Page last updated at 02:00 GMT, Wednesday, 16 December 2009

Centrepoint: 40 years helping the young homeless

By Andy Dangerfield
BBC News, London

In the winter of 1969, a vicar opened the basement of his church in central London's Soho as a temporary night shelter for the homeless.

Homeless person and Ken Leech
Vicar Ken Leech, set up Centrpoint in 1969 with just 30 in the bank

Forty years on, as its drive to help the young homeless over Christmas gets under way, Centrepoint looks very different.

The charity, which celebrates its 40th anniversary this week, has helped more than 73,000 homeless 16 to 25-year-olds.

And it provides far more than a bed for the 825 young people it works with across London and the north east of England each day.

But Centrepoint has had to adapt as the issues facing homeless people have changed over time.

Ken Leech, who had just £30 in the bank when he founded the charity, says he "wanted to do something for people who were vulnerable and not yet into drugs or prostitution".

'Paved with gold'

In 1970, Sandy Marks was one of the first people Centrepoint helped, when she was 16.

"A lot of homeless people came to London thinking the streets were paved with gold," she says.

"They thought you'd turn up, get a job and somewhere to live. They ended up, like me, sleeping in bushes."

Back then, Centrepoint offered homeless people shelter for up to three consecutive nights.

Sandy Marks
Sandy Marks was Mayor of Islington during the 1990s

"You got soup and a roll and had to leave early," she says.

"But it gave me respite to think about what the hell I was doing. In 1970, getting a job, a bedsit and back on your feet was easier."

Ms Marks, who was Mayor of Islington in 1996, says: "Now there are thousands of hostel places, but it's almost impossible to get somewhere to rent.
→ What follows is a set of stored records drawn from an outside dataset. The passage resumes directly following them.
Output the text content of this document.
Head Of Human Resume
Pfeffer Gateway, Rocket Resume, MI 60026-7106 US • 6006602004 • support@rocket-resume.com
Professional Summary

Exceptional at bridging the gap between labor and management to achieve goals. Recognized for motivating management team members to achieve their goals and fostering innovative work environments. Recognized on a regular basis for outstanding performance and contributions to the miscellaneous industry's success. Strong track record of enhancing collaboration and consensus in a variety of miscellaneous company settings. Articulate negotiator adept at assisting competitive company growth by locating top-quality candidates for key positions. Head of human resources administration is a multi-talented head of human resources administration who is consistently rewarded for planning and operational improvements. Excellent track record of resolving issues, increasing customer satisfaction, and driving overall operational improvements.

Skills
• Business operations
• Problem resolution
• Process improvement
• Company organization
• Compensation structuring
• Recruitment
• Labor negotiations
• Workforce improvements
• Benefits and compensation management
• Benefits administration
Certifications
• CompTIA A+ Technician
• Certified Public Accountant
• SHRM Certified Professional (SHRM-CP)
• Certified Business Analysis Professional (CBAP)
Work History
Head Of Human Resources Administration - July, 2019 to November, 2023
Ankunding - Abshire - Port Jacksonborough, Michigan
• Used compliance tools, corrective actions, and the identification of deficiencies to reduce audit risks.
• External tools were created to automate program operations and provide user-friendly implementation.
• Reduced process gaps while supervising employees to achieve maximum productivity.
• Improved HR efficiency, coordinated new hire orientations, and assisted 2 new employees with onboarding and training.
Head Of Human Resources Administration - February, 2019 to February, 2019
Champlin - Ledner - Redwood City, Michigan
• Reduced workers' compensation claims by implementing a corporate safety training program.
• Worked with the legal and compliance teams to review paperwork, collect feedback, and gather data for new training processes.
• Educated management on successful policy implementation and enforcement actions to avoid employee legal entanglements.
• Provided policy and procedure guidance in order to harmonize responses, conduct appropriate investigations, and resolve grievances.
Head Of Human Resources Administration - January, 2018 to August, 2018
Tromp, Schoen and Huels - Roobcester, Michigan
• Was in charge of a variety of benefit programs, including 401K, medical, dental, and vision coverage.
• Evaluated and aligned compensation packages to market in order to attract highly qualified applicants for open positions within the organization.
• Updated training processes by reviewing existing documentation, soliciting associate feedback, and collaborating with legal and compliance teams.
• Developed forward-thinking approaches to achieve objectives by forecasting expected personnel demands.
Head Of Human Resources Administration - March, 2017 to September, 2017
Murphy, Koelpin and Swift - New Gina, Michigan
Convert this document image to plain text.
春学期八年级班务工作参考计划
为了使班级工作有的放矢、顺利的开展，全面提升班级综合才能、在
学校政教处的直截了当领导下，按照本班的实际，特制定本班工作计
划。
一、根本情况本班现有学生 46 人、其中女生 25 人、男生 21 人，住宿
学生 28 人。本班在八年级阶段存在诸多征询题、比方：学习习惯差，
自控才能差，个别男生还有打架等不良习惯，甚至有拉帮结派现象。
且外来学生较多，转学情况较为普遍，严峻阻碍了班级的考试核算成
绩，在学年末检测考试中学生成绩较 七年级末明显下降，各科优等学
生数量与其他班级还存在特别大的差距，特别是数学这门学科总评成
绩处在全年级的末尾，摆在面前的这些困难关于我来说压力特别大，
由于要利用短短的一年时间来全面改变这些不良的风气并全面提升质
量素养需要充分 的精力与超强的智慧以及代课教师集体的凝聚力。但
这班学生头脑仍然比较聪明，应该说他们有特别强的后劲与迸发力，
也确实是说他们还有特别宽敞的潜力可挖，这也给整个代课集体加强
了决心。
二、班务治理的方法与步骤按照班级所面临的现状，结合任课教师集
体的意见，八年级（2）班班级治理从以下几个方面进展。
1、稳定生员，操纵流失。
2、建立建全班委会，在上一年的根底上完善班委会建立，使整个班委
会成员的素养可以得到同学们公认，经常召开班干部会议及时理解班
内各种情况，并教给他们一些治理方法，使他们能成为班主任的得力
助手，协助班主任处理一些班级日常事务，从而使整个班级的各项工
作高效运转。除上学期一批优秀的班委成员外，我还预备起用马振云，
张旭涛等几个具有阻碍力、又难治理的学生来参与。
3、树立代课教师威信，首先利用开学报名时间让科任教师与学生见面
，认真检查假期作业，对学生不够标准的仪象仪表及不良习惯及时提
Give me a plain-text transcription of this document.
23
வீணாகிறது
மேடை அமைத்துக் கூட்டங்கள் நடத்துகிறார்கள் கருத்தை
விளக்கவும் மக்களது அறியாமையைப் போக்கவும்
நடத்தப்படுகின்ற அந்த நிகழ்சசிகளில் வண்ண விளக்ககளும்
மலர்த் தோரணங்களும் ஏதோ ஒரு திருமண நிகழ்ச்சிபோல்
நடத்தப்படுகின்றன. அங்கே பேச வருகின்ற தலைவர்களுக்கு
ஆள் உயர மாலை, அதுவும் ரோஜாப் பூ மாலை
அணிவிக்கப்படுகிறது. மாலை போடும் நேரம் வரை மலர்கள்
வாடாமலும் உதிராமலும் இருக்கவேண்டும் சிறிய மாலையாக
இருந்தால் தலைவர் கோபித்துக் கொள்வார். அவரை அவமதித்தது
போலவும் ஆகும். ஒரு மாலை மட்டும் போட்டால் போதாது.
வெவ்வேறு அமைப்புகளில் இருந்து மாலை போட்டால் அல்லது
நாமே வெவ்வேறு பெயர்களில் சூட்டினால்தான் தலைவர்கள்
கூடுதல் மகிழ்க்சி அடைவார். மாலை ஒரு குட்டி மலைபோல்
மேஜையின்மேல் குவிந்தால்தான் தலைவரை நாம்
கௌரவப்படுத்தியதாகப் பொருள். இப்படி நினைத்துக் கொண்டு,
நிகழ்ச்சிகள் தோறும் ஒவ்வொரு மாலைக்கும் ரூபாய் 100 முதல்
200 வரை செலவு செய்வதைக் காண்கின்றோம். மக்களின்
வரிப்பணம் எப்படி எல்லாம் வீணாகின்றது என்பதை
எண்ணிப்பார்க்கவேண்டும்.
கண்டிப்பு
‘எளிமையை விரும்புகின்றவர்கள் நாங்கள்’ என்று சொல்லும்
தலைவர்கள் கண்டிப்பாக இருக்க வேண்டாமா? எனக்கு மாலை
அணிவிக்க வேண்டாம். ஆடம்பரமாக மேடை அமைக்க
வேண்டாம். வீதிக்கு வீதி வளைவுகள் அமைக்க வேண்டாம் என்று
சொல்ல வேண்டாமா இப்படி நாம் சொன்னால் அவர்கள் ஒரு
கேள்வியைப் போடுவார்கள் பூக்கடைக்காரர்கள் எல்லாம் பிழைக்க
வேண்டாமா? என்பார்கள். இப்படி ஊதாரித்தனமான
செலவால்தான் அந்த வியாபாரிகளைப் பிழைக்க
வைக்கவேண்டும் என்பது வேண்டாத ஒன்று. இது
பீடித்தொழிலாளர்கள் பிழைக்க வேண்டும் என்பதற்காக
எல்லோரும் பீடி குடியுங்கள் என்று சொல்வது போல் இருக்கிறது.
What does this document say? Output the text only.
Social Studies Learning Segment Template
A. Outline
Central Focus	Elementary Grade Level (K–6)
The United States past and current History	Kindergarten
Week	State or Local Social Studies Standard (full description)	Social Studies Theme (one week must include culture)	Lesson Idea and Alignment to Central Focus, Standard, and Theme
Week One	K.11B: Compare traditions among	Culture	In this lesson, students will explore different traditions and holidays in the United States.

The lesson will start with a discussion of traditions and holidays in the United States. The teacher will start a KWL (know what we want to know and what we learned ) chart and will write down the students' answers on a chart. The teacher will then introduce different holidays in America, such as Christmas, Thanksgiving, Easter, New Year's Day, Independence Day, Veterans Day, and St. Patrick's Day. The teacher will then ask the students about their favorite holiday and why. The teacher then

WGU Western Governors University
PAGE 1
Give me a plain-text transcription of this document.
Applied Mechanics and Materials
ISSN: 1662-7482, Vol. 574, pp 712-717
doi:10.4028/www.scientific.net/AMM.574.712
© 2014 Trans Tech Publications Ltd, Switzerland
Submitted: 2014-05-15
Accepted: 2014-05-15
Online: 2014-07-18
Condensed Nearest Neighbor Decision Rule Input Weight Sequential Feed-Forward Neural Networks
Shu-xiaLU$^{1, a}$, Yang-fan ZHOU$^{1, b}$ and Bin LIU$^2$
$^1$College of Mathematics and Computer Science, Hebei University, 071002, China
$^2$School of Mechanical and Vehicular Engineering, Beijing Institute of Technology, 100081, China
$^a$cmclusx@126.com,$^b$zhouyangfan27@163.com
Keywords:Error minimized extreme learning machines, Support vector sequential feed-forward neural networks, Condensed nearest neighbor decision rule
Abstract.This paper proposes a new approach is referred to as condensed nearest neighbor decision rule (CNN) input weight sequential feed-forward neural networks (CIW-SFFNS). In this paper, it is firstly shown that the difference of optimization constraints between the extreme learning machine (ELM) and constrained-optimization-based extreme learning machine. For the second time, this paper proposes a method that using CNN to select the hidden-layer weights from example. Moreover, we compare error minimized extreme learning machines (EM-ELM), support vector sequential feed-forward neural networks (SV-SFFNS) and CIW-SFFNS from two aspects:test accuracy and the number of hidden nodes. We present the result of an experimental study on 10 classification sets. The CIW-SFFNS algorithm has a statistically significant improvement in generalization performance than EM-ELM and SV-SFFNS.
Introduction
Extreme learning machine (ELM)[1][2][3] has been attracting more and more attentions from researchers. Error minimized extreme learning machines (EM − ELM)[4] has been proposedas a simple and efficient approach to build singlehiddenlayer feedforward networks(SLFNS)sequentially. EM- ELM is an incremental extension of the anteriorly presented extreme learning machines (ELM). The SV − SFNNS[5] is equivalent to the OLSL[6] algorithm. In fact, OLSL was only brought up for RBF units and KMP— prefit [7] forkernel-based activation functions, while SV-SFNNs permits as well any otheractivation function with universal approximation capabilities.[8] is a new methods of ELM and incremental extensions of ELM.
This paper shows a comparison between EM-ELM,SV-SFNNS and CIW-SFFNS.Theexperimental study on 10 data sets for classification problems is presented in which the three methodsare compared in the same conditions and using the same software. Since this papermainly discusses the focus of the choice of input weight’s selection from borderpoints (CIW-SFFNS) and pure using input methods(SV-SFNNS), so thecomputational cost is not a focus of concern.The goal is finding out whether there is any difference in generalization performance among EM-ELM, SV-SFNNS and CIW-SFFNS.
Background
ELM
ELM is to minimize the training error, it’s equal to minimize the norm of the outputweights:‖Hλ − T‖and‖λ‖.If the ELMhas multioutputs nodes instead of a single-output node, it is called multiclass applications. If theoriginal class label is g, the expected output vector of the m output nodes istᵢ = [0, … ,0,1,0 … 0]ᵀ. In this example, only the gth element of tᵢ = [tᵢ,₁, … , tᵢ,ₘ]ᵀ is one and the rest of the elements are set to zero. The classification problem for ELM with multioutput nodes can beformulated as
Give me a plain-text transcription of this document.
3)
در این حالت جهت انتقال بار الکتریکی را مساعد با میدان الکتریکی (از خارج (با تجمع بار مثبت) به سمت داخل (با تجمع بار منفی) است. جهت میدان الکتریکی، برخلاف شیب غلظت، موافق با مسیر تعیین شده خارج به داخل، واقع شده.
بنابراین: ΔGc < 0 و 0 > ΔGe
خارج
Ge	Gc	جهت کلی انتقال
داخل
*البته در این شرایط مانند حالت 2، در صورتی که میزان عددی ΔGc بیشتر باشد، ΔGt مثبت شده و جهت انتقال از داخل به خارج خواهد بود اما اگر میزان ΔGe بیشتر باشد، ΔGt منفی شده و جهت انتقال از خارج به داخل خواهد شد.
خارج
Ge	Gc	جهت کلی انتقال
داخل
"The longer a person is homeless, the longer their own strength is destroyed. Projects that enable people to build self-esteem are invaluable."

Action plan

Centrepoint's chief executive, Seyi Obakin, says homelessness affects young people "in a deeper, more chaotic way" than it used to.

"People we see don't have the emotional and social capital that many young people used to have," he says.

"They have more mental health and substance misuse issues and more numeracy and literacy problems."

About eight years ago, Centrepoint decided it needed to do far more than provide shelter and food for the night.

"We decided if we didn't do more, young people would come to us homeless, stay for a couple of years and be no better off."

Everyone who uses Centrepoint now has an action plan to develop in areas such as health, learning, finance, and engaging with society.

'Difficult times'

In 2003, Stephanie, from south east London, ran away from home aged 15.

"I was a young vulnerable lady on rough streets. I worried about where I would stay next and when I would eat," she says.

"You can talk to them if you're in trouble. They've helped me grow up."
Jordan, 19, Centrepoint user

She says Centrepoint supported her through difficult times and offered emotional support as well as financial and career advice.

Stephanie enrolled on a course which enabled her to train new workers coming into the charity.

"This built my confidence and self-esteem," she says.

Jordan, whose parents were drug addicts, was helped by Centrepoint after leaving home in 2007, aged 17.

"You can talk to them if you're in trouble," he says. "They've helped me grow up."

Jordan joined the charity's football team, which he says "was useful in making friends", and he used Centrepoint's computers to write his CV, find work and access social groups.

Now, working in a superstore, he hopes to move into rented accommodation in the New Year.

Rough sleeping

Returning to Centrepoint 40 years after he founded the charity, Ken Leech says he is "proud but also depressed it's still needed".

"We thought that in 1969 that it was quite possible to make affordable housing available," he says.

Seyi Obakin
Centrepoint chief Seyi Obakin says more housing stock is needed

Despite targets by London Mayor Boris Johnson to eradicate rough sleeping in the capital by 2012, official figures show a rise of 15% in 2008-9 compared to the previous year.

And with youth unemployment at its highest level in more than a decade, young people are at increased risk of becoming homeless.

But Mr Obakin thinks Mr Johnson's targets are realistic.

"It is possible to eradicate rough sleeping by 2012. But that's just one manifestation of homelessness," he says.

"We need more housing stock and more flexibility in rentals. Many homeless sleep on sofas or buses overnight."

Mr Obakin believes the charity will need to adapt as issues facing homeless people change.

"An issue facing young people now is how you get respect. We meet many people who are in gangs and carry weapons. But that's a current issue," he says.

Ken Leech,

Centrepoint founder Ken Leech returns to the charity after 40 years

Looking ahead, he predicts many challenges.

"As we come out of recession, we'll see more young homeless people who are addicted to substances, who are in gangs, or who have fallen out of education," he says.

A unified response between organisations is one approach that may help tackle young homelessness in the future

"When I look around we have pockets of initiative that tackle different parts of the problem but not always in the places they're needed, and often people don't even know about them," says Mr Obakin. We just need coherence."